What kind of bird is that?

One kid says to me, “See that bird? What kind of bird is that?”

I said, “I haven’t the slightest idea what kind of a bird it is.”

He says, “It’s a brown-throated thrush. Your father doesn’t teach you anything.”

But it was the opposite. My father had already taught me: “See that bird?” my father says. “It’s a Spencer’s warbler.” (I knew he didn’t know the real name.) “Well, in Italian, it’s a Ciutto Lapittida. In Portuguese, it’s a Bom da Peida. In Chinese, it’s a Chung-long-tah, and in Japanese, it’s a Katano Tekeda. You can know the name of that bird in all the languages of the world, but when you’re finished, you’ll know absolutely nothing whatever about the bird.

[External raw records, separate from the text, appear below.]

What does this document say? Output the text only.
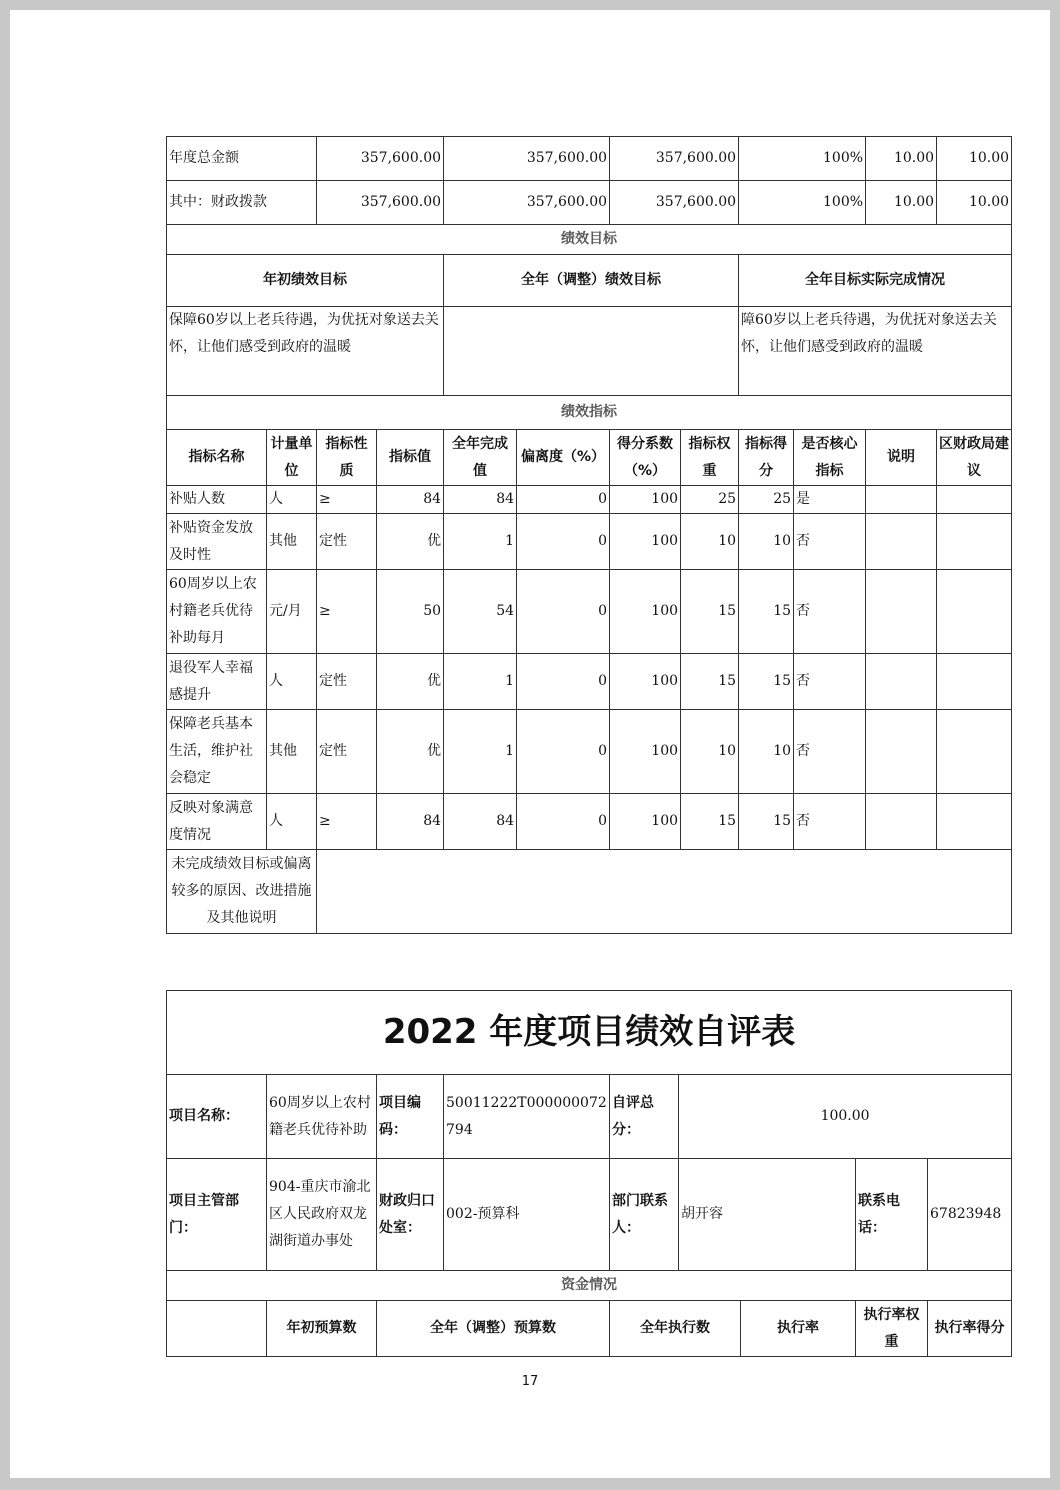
年度总金额		357,600.00		357,600.00		357,600.00		100%		10.00	10.00
其中：财政拨款		357,600.00		357,600.00		357,600.00		100%		10.00	10.00
绩效目标											
年初绩效目标				全年（调整）绩效目标				全年目标实际完成情况			
保障60岁以上老兵待遇，为优抚对象送去关怀，让他们感受到政府的温暖								障60岁以上老兵待遇，为优抚对象送去关怀，让他们感受到政府的温暖			
绩效指标											
指标名称	计量单位	指标性质	指标值	全年完成值	偏离度（%）	得分系数（%）	指标权重	指标得分	是否核心指标	说明	区财政局建议
补贴人数	人	≥	84	84	0	100	25	25	是		
补贴资金发放及时性	其他	定性	优	1	0	100	10	10	否		
60周岁以上农村籍老兵优待补助每月	元/月	≥	50	54	0	100	15	15	否		
退役军人幸福感提升	人	定性	优	1	0	100	15	15	否		
保障老兵基本生活，维护社会稳定	其他	定性	优	1	0	100	10	10	否		
反映对象满意度情况	人	≥	84	84	0	100	15	15	否		
未完成绩效目标或偏离较多的原因、改进措施及其他说明											
2022 年度项目绩效自评表								
项目名称：	60周岁以上农村籍老兵优待补助	项目编码：	50011222T000000072794	自评总分：	100.00			
项目主管部门：	904-重庆市渝北区人民政府双龙湖街道办事处	财政归口处室：	002-预算科	部门联系人：	胡开容		联系电话：	67823948
资金情况								
	年初预算数	全年（调整）预算数		全年执行数		执行率	执行率权重	执行率得分
17
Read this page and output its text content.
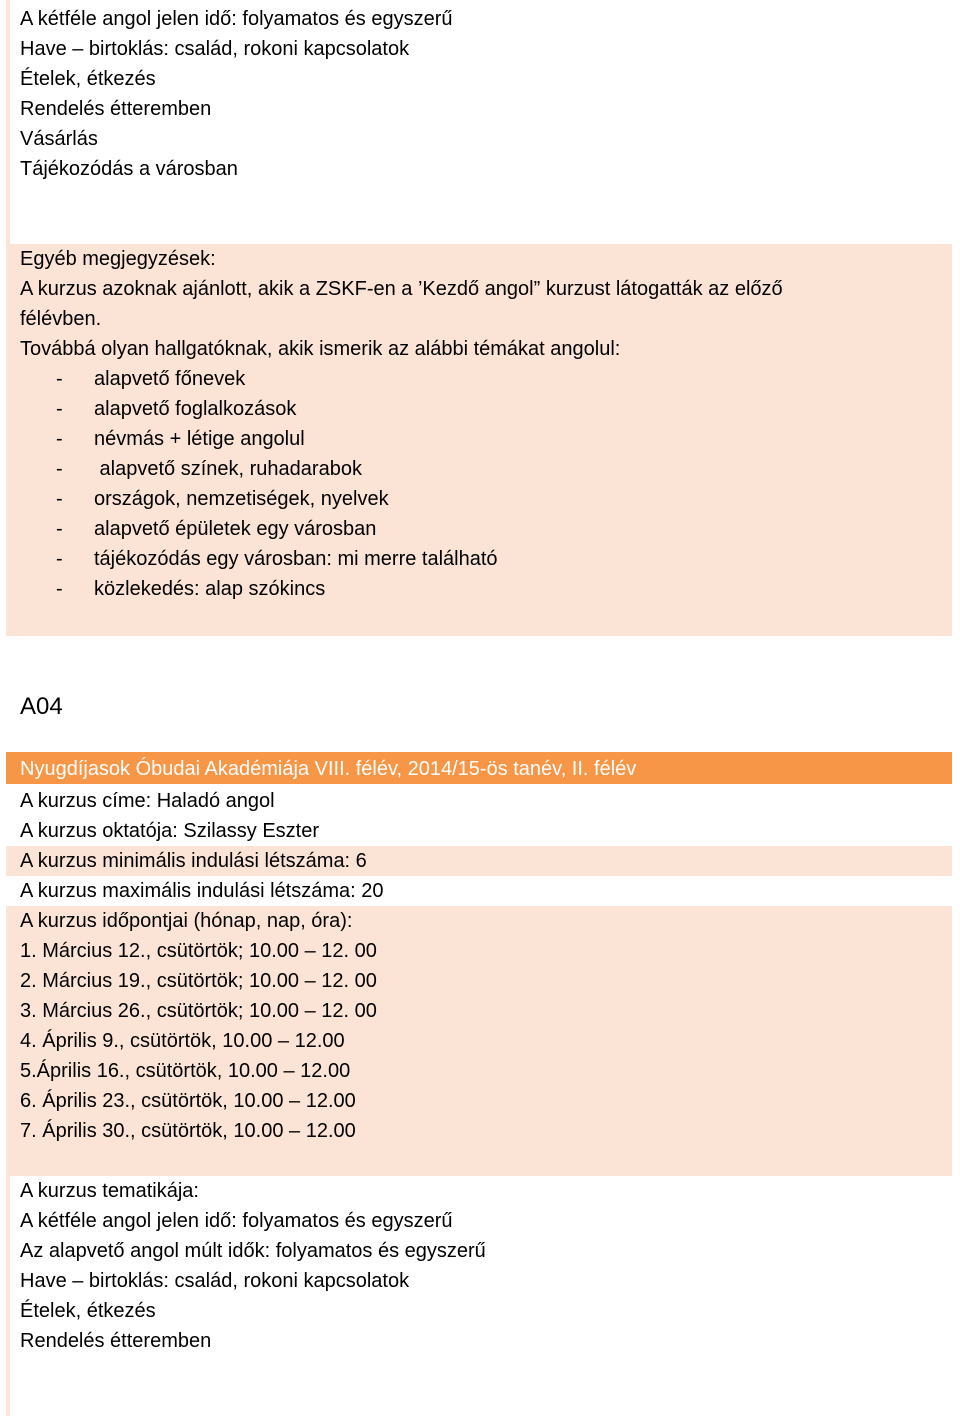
A kétféle angol jelen idő: folyamatos és egyszerű
Have – birtoklás: család, rokoni kapcsolatok
Ételek, étkezés
Rendelés étteremben
Vásárlás
Tájékozódás a városban
Egyéb megjegyzések:
A kurzus azoknak ajánlott, akik a ZSKF-en a ’Kezdő angol” kurzust látogatták az előző
félévben.
Továbbá olyan hallgatóknak, akik ismerik az alábbi témákat angolul:
- alapvető főnevek
- alapvető foglalkozások
- névmás + létige angolul
- alapvető színek, ruhadarabok
- országok, nemzetiségek, nyelvek
- alapvető épületek egy városban
- tájékozódás egy városban: mi merre található
- közlekedés: alap szókincs
A04
Nyugdíjasok Óbudai Akadémiája VIII. félév, 2014/15-ös tanév, II. félév
A kurzus címe: Haladó angol
A kurzus oktatója: Szilassy Eszter
A kurzus minimális indulási létszáma: 6
A kurzus maximális indulási létszáma: 20
A kurzus időpontjai (hónap, nap, óra):
1. Március 12., csütörtök; 10.00 – 12. 00
2. Március 19., csütörtök; 10.00 – 12. 00
3. Március 26., csütörtök; 10.00 – 12. 00
4. Április 9., csütörtök, 10.00 – 12.00
5.Április 16., csütörtök, 10.00 – 12.00
6. Április 23., csütörtök, 10.00 – 12.00
7. Április 30., csütörtök, 10.00 – 12.00
A kurzus tematikája:
A kétféle angol jelen idő: folyamatos és egyszerű
Az alapvető angol múlt idők: folyamatos és egyszerű
Have – birtoklás: család, rokoni kapcsolatok
Ételek, étkezés
Rendelés étteremben
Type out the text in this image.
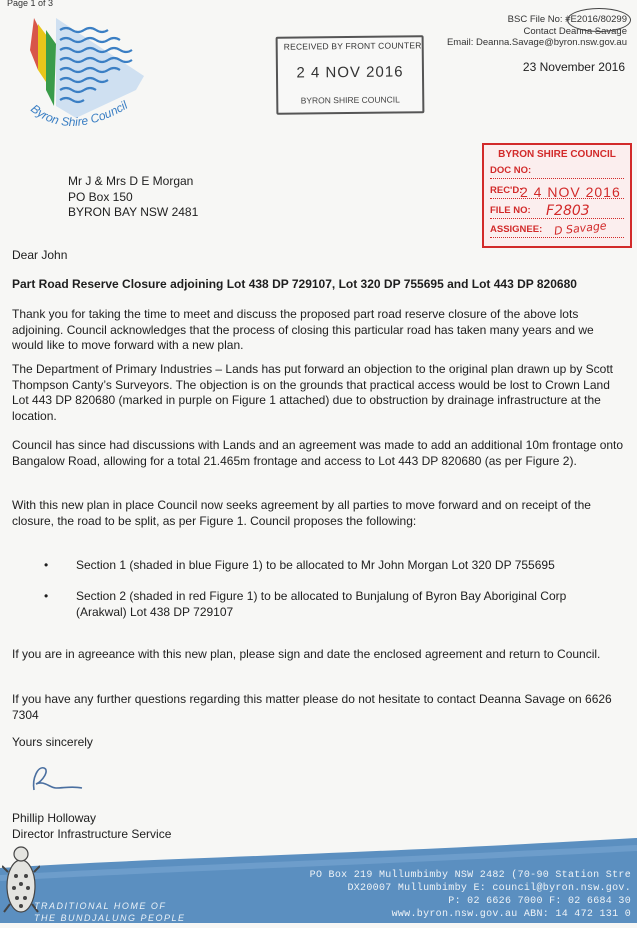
Page 1 of 3
Byron Shire Council
RECEIVED BY FRONT COUNTER
2 4 NOV 2016
BYRON SHIRE COUNCIL
BSC File No: #E2016/80299
Contact Deanna Savage
Email: Deanna.Savage@byron.nsw.gov.au
23 November 2016
BYRON SHIRE COUNCIL
DOC NO:
REC'D:
2 4 NOV 2016
FILE NO:	F2803
ASSIGNEE:	D Savage
Mr J & Mrs D E Morgan
PO Box 150
BYRON BAY NSW 2481
Dear John
Part Road Reserve Closure adjoining Lot 438 DP 729107, Lot 320 DP 755695 and Lot 443 DP 820680
Thank you for taking the time to meet and discuss the proposed part road reserve closure of the above lots adjoining. Council acknowledges that the process of closing this particular road has taken many years and we would like to move forward with a new plan.
The Department of Primary Industries – Lands has put forward an objection to the original plan drawn up by Scott Thompson Canty’s Surveyors. The objection is on the grounds that practical access would be lost to Crown Land Lot 443 DP 820680 (marked in purple on Figure 1 attached) due to obstruction by drainage infrastructure at the location.
Council has since had discussions with Lands and an agreement was made to add an additional 10m frontage onto Bangalow Road, allowing for a total 21.465m frontage and access to Lot 443 DP 820680 (as per Figure 2).
With this new plan in place Council now seeks agreement by all parties to move forward and on receipt of the closure, the road to be split, as per Figure 1. Council proposes the following:
• Section 1 (shaded in blue Figure 1) to be allocated to Mr John Morgan Lot 320 DP 755695
• Section 2 (shaded in red Figure 1) to be allocated to Bunjalung of Byron Bay Aboriginal Corp (Arakwal) Lot 438 DP 729107
If you are in agreeance with this new plan, please sign and date the enclosed agreement and return to Council.
If you have any further questions regarding this matter please do not hesitate to contact Deanna Savage on 6626 7304
Yours sincerely
Phillip Holloway
Director Infrastructure Service
PO Box 219 Mullumbimby NSW 2482 (70-90 Station Stre
DX20007 Mullumbimby E: council@byron.nsw.gov.
P: 02 6626 7000 F: 02 6684 30
www.byron.nsw.gov.au ABN: 14 472 131 0
TRADITIONAL HOME OF
THE BUNDJALUNG PEOPLE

You’ll only know about humans in different places, and what they call the bird. So let’s look at the bird and see what it’s doing – that’s what counts.” (I learned very early the difference between knowing the name of something and knowing something.)

– by Richard Feynman

Transformation of things

Once, Zhuangzi dreamt that he was a butterfly – flitting and fluttering around, happy with himself, doing as he pleased…
He didn’t know he was Zhuangzi.

Suddenly he woke up.
And there he was. Solid, unmistakably, Zhuangzi.

Yet he wondered:
“Did I just dream I was a butterfly? Or am I just the dream of a butterfly now?”

The way of the river

A river is not a substantial thing; it is a process. No two rivers are the same and the same river is always different.

Names and labels recall in our mind a prototype, a definition, a stable entity, thus creating the illusion of permanence when all of reality changes – continuously, simultaneously, spontaneously.